BAYC NFT #835 is the ape that shockingly got sold for just 115 DAI, which is just $115 because DAI is a dollar-pegged stablecoin.
The community began to believe that Cchan mistook DAI for ETH. Other collectors previously had submitted three high-value bids for the same ape, ranging from 75 to 106 ETH, but they were not accepted.
This dumbfounding sale marks a significant loss for Cchan, as the BAYC NFT was originally purchased for 16 ETH in August of last year.
Upon the low-cost purchase, ape #835 was also utilized to acquire free ApeCoin tokens from the recent airdrop. The user received 12,136 Ape tokens worth $171,117 at that time.

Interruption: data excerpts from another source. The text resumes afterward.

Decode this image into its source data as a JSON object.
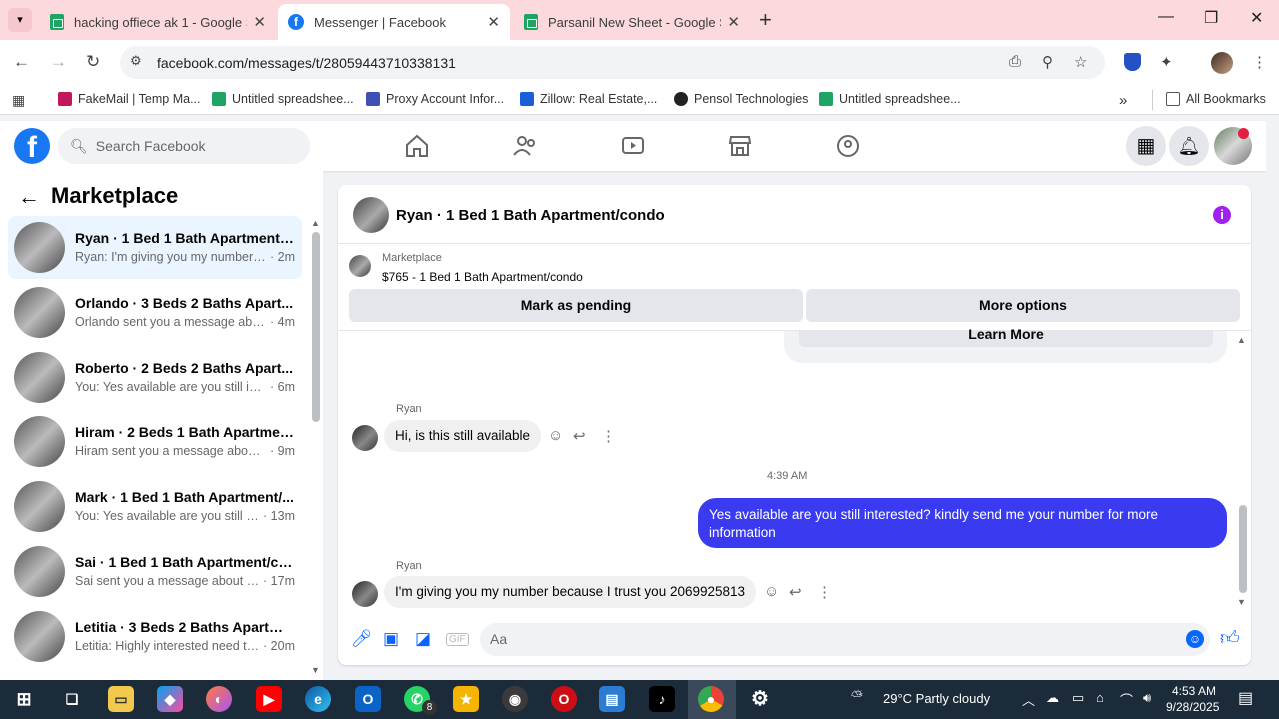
{
  "browser": {
    "tabs": [
      {
        "title": "hacking offiece ak 1 - Google Sh",
        "icon": "sheets-icon"
      },
      {
        "title": "Messenger | Facebook",
        "icon": "facebook-icon"
      },
      {
        "title": "Parsanil New Sheet - Google Sh",
        "icon": "sheets-icon"
      }
    ],
    "close_glyph": "✕",
    "new_tab_glyph": "+",
    "url": "facebook.com/messages/t/28059443710338131",
    "bookmarks": [
      {
        "label": "FakeMail | Temp Ma...",
        "color": "#c2185b"
      },
      {
        "label": "Untitled spreadshee...",
        "color": "#1fa463"
      },
      {
        "label": "Proxy Account Infor...",
        "color": "#3f51b5"
      },
      {
        "label": "Zillow: Real Estate,...",
        "color": "#1a5fd6"
      },
      {
        "label": "Pensol Technologies",
        "color": "#222222"
      },
      {
        "label": "Untitled spreadshee...",
        "color": "#1fa463"
      }
    ],
    "all_bookmarks": "All Bookmarks",
    "more_glyph": "»"
  },
  "facebook": {
    "search_placeholder": "Search Facebook"
  },
  "sidebar": {
    "title": "Marketplace",
    "conversations": [
      {
        "name": "Ryan · 1 Bed 1 Bath Apartment/c...",
        "preview": "Ryan: I'm giving you my number b...",
        "time": "· 2m",
        "selected": true
      },
      {
        "name": "Orlando · 3 Beds 2 Baths Apart...",
        "preview": "Orlando sent you a message abou...",
        "time": "· 4m"
      },
      {
        "name": "Roberto · 2 Beds 2 Baths Apart...",
        "preview": "You: Yes available are you still inter...",
        "time": "· 6m"
      },
      {
        "name": "Hiram · 2 Beds 1 Bath Apartmen...",
        "preview": "Hiram sent you a message about y...",
        "time": "· 9m"
      },
      {
        "name": "Mark · 1 Bed 1 Bath Apartment/...",
        "preview": "You: Yes available are you still int...",
        "time": "· 13m"
      },
      {
        "name": "Sai · 1 Bed 1 Bath Apartment/co...",
        "preview": "Sai sent you a message about yo...",
        "time": "· 17m"
      },
      {
        "name": "Letitia · 3 Beds 2 Baths Apartme...",
        "preview": "Letitia: Highly interested need to ...",
        "time": "· 20m"
      }
    ]
  },
  "chat": {
    "header_name": "Ryan · 1 Bed 1 Bath Apartment/condo",
    "info_glyph": "i",
    "listing_label": "Marketplace",
    "listing_price": "$765 - 1 Bed 1 Bath Apartment/condo",
    "mark_pending": "Mark as pending",
    "more_options": "More options",
    "learn_more": "Learn More",
    "messages": [
      {
        "sender": "Ryan",
        "text": "Hi, is this still available"
      },
      {
        "timestamp": "4:39 AM"
      },
      {
        "text": "Yes available are you still interested? kindly send me your number for more information",
        "outgoing": true
      },
      {
        "sender": "Ryan",
        "text": "I'm giving you my number because I trust you 2069925813"
      }
    ],
    "compose_placeholder": "Aa"
  },
  "taskbar": {
    "weather": "29°C  Partly cloudy",
    "time": "4:53 AM",
    "date": "9/28/2025",
    "whatsapp_badge": "8"
  }
}
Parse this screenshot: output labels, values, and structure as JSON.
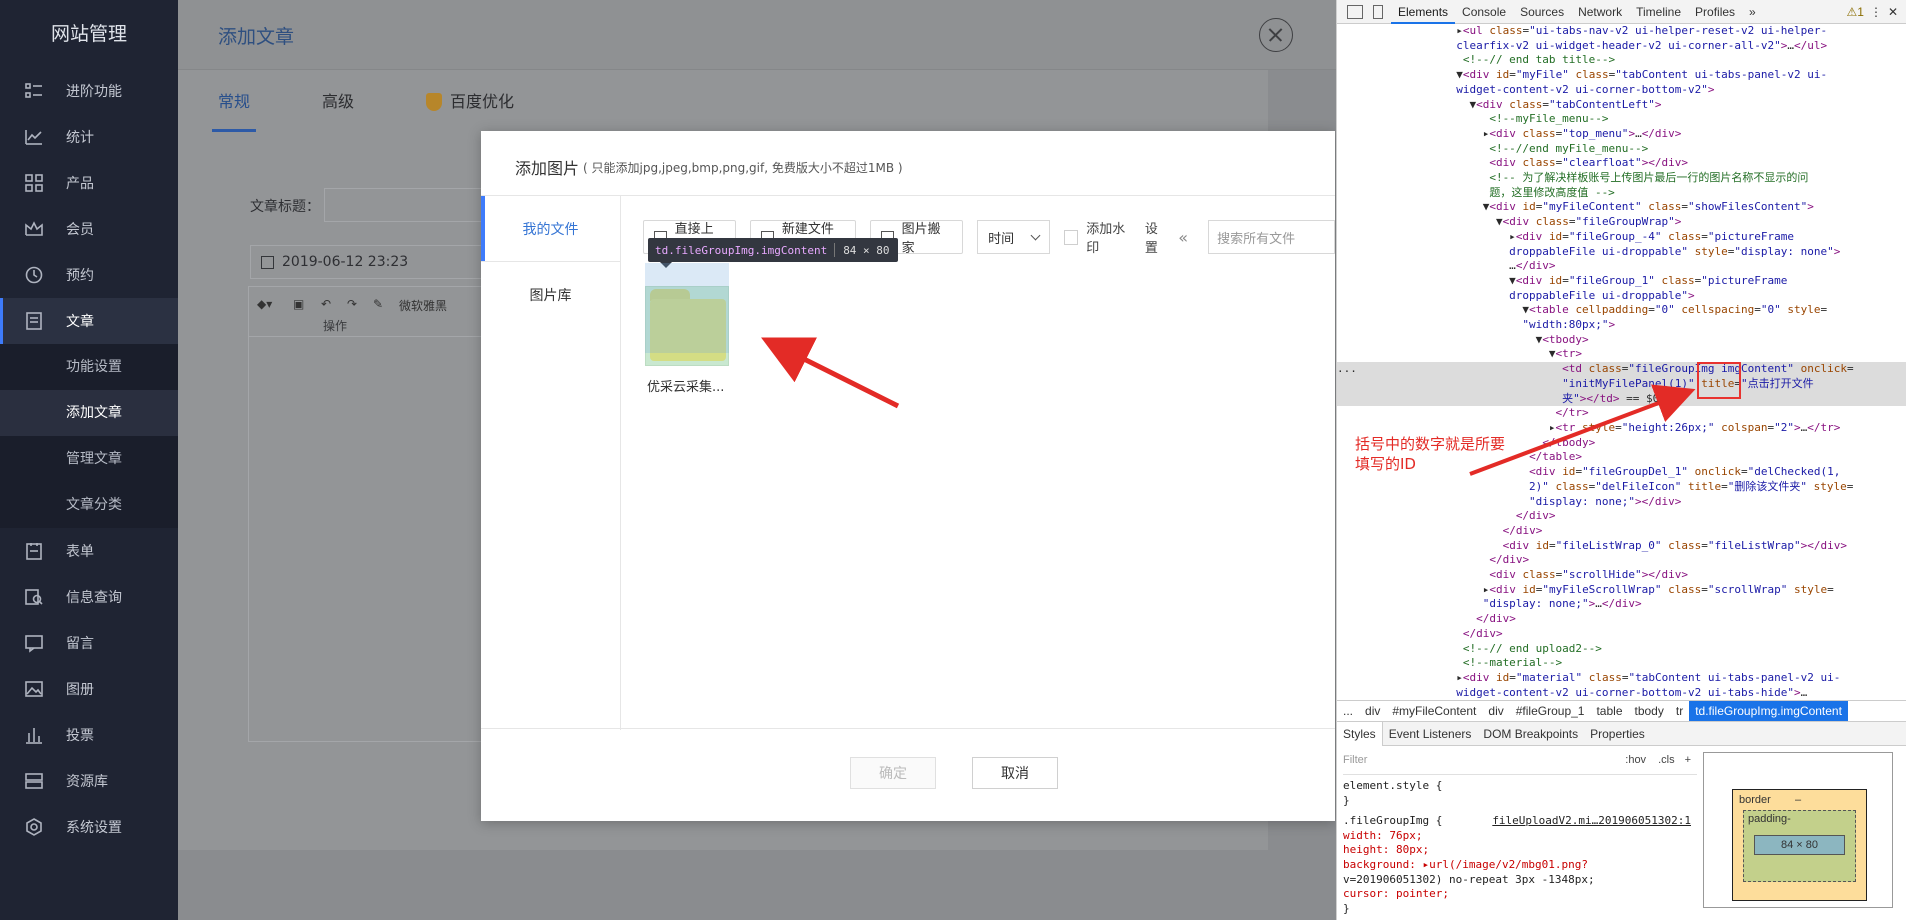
{
  "sidebar": {
    "title": "网站管理",
    "items": [
      {
        "label": "进阶功能",
        "icon": "list-icon"
      },
      {
        "label": "统计",
        "icon": "chart-icon"
      },
      {
        "label": "产品",
        "icon": "grid-icon"
      },
      {
        "label": "会员",
        "icon": "crown-icon"
      },
      {
        "label": "预约",
        "icon": "clock-icon"
      },
      {
        "label": "文章",
        "icon": "article-icon"
      }
    ],
    "sub_items": [
      "功能设置",
      "添加文章",
      "管理文章",
      "文章分类"
    ],
    "items_after": [
      {
        "label": "表单",
        "icon": "form-icon"
      },
      {
        "label": "信息查询",
        "icon": "search-doc-icon"
      },
      {
        "label": "留言",
        "icon": "message-icon"
      },
      {
        "label": "图册",
        "icon": "image-icon"
      },
      {
        "label": "投票",
        "icon": "bars-icon"
      },
      {
        "label": "资源库",
        "icon": "storage-icon"
      },
      {
        "label": "系统设置",
        "icon": "gear-icon"
      }
    ]
  },
  "page": {
    "title": "添加文章",
    "tabs": [
      "常规",
      "高级",
      "百度优化"
    ],
    "title_label": "文章标题：",
    "date": "2019-06-12 23:23",
    "editor_font": "微软雅黑",
    "editor_ops": "操作"
  },
  "modal": {
    "title": "添加图片",
    "hint": "( 只能添加jpg,jpeg,bmp,png,gif, 免费版大小不超过1MB )",
    "nav": [
      "我的文件",
      "图片库"
    ],
    "toolbar": {
      "upload": "直接上传",
      "new_folder": "新建文件夹",
      "move": "图片搬家",
      "sort": "时间",
      "watermark": "添加水印",
      "settings": "设置",
      "collapse": "«",
      "search_placeholder": "搜索所有文件"
    },
    "folder_name": "优采云采集...",
    "ok": "确定",
    "cancel": "取消"
  },
  "tooltip": {
    "selector": "td.fileGroupImg.imgContent",
    "size": "84 × 80"
  },
  "devtools": {
    "tabs": [
      "Elements",
      "Console",
      "Sources",
      "Network",
      "Timeline",
      "Profiles"
    ],
    "warn": "⚠1",
    "breadcrumbs": [
      "...",
      "div",
      "#myFileContent",
      "div",
      "#fileGroup_1",
      "table",
      "tbody",
      "tr",
      "td.fileGroupImg.imgContent"
    ],
    "subtabs": [
      "Styles",
      "Event Listeners",
      "DOM Breakpoints",
      "Properties"
    ],
    "filter": "Filter",
    "hov": ":hov",
    "cls": ".cls",
    "css_lines": [
      "element.style {",
      "}",
      ".fileGroupImg {",
      "  width: 76px;",
      "  height: 80px;",
      "  background: ▸url(/image/v2/mbg01.png?",
      "      v=201906051302) no-repeat 3px -1348px;",
      "  cursor: pointer;",
      "}"
    ],
    "css_source": "fileUploadV2.mi…201906051302:1",
    "box": {
      "border": "border",
      "padding": "padding-",
      "content": "84 × 80",
      "dash": "–"
    }
  },
  "annotation": "括号中的数字就是所要填写的ID",
  "colors": {
    "accent": "#3e7bfa",
    "annotation": "#e32b26"
  }
}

This is also not the first time a BAYC NFT got sold for a much lower price. Last December, BAYC NFT #3547 was sold for a low price of $3,000 due to a typo error, where the user listed the ape for 0.75 ETH instead of 75 ETH.
Cchan later went on to explain the whole situation via a Twitter thread. “I am fine. In shock, but okay. Do I know what happened? No. Still trying to wrap my head around how and why,” is what his response is to this event.
He doubts that it may have been a hack attack and believes it’s because of something he has signed unknowingly in the past. But Cchan is sure that the attacker doesn’t have access to his private keys as they didn’t transfer all of his NFTs and only the two of them.
Cchan, according to his statements, has worked in one of the earliest decentralized swap protocols as an engineer and now manages his own Web 3 firm. So, it’s not the first time he had to deal with situations like this.
But a portion of the community also theorize that this event is part of some kind of tax loss harvesting scheme or tax evasion attempt.
When someone sells an NFT for a low enough price to assist offset other capital gains, this is known as tax loss harvesting. However, if the person who sold the ape NFTs also had access over the unlabeled buyer’s wallet, they might theoretically be using the transaction fees to try to hide a tax liability.
Right now the situation is not that clear with speculations flying in from every corner. And we would never know if it was a tax evasion attempt or just a hack attack.
Due to an OpenSea bug earlier this year, many Bored Ape owners, as well as owners of other popular collections, saw their assets sniped at prices well below market value. A BAYC NFT owner who lost his ape dragged OpenSea to the court asking a compensation of $1M after citing a lack of preventive safety measures on the platform.